A lot of buckets!

Reef Tank Relocation Part 2

Some have asked about the process of relocating the DMES Pacific Reef Tank to the Panther Lobby from its previous home in Link. There were a lot of complicated logistics involved! Due to the tremendous weight of all the water, rocks, and organisms being relocated, the Biological Oceanography students had to divide them up amongst many buckets and containers. Also, as long as we were deconstructing the reef and putting individual rocks and corals in buckets, this was a good opportunity to do some deep-cleaning and weeding of the live rock in the reef tank. The students in the Biological Oceanography program were of course the ones that did all this work. There were about a dozen of them helping and it took all day.  Frequently rocks stuck together because corals were growing over the gap between the rocks. If it was possible to take two conjoined rocks together in the same bucket, we did that. However, often times we had to cut the coral to allow the rocks to be transported separately to the new reef tank location.  Cutting and other stresses on corals causes them to secrete mucus, which fouls the water. In some species of corals, the mucus they secrete under stress is toxic.  As a result, the rock and corals end up being transported in fouled and possibly toxic seawater.
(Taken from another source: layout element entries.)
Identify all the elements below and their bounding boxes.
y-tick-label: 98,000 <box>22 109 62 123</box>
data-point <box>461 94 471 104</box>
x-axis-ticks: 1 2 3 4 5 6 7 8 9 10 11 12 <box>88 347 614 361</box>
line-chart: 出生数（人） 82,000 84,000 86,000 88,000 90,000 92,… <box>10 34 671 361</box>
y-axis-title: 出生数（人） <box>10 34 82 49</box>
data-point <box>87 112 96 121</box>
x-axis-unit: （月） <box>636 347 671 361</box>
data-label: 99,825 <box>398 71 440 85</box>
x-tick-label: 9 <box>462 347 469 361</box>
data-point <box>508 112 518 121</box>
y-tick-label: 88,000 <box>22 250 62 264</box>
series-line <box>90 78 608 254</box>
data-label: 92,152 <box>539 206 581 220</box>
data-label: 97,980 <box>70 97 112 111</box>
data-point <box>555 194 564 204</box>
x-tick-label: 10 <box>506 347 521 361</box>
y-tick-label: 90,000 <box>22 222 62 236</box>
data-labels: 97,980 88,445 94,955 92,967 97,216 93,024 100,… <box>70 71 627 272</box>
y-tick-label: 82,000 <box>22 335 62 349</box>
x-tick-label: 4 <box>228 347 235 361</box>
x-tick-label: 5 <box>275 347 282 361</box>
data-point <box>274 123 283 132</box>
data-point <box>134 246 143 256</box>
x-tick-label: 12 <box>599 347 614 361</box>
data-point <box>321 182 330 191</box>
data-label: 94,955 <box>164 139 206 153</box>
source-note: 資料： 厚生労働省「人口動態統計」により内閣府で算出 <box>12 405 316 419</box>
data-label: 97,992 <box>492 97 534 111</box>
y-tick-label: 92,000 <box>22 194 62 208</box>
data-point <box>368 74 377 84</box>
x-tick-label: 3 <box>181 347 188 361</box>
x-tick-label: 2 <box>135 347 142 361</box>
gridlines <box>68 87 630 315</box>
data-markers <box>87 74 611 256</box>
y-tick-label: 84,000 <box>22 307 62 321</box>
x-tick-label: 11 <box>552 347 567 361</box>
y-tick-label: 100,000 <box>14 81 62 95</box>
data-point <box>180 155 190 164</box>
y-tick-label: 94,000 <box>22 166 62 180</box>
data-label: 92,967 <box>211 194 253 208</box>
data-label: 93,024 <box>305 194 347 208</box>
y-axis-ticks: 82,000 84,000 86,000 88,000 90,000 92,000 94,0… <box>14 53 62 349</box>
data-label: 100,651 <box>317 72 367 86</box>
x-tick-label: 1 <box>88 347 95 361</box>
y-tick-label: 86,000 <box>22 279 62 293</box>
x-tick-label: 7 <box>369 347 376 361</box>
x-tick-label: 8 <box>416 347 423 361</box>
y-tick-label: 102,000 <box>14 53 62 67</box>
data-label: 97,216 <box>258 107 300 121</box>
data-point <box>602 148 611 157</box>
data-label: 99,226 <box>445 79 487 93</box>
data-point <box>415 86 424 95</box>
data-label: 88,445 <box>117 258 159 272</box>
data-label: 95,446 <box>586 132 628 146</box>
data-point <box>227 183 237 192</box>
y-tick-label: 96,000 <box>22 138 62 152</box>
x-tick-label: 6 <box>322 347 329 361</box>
This fouling of the water can cause it to go anoxic more quickly, so for the visibly cloudy water or very crowded containers we add air bubbles to keep things oxygenated – it may be a few hours before the newly set up reef tank is ready to receive the transplanted animals. We needed to have a couple hundred gallons of new filtered seawater on-hand to help with the transfer. The Biological Oceanography students did not want to add fouled water to the new setup, but it is also stressful for the animals to be dropped into new water. What they ended up doing was trying to acclimate the animals to new clean seawater.  This takes a long time to do correctly – difference in temperature, salinity, and even pH can be difficult for the animals to quickly adjust to.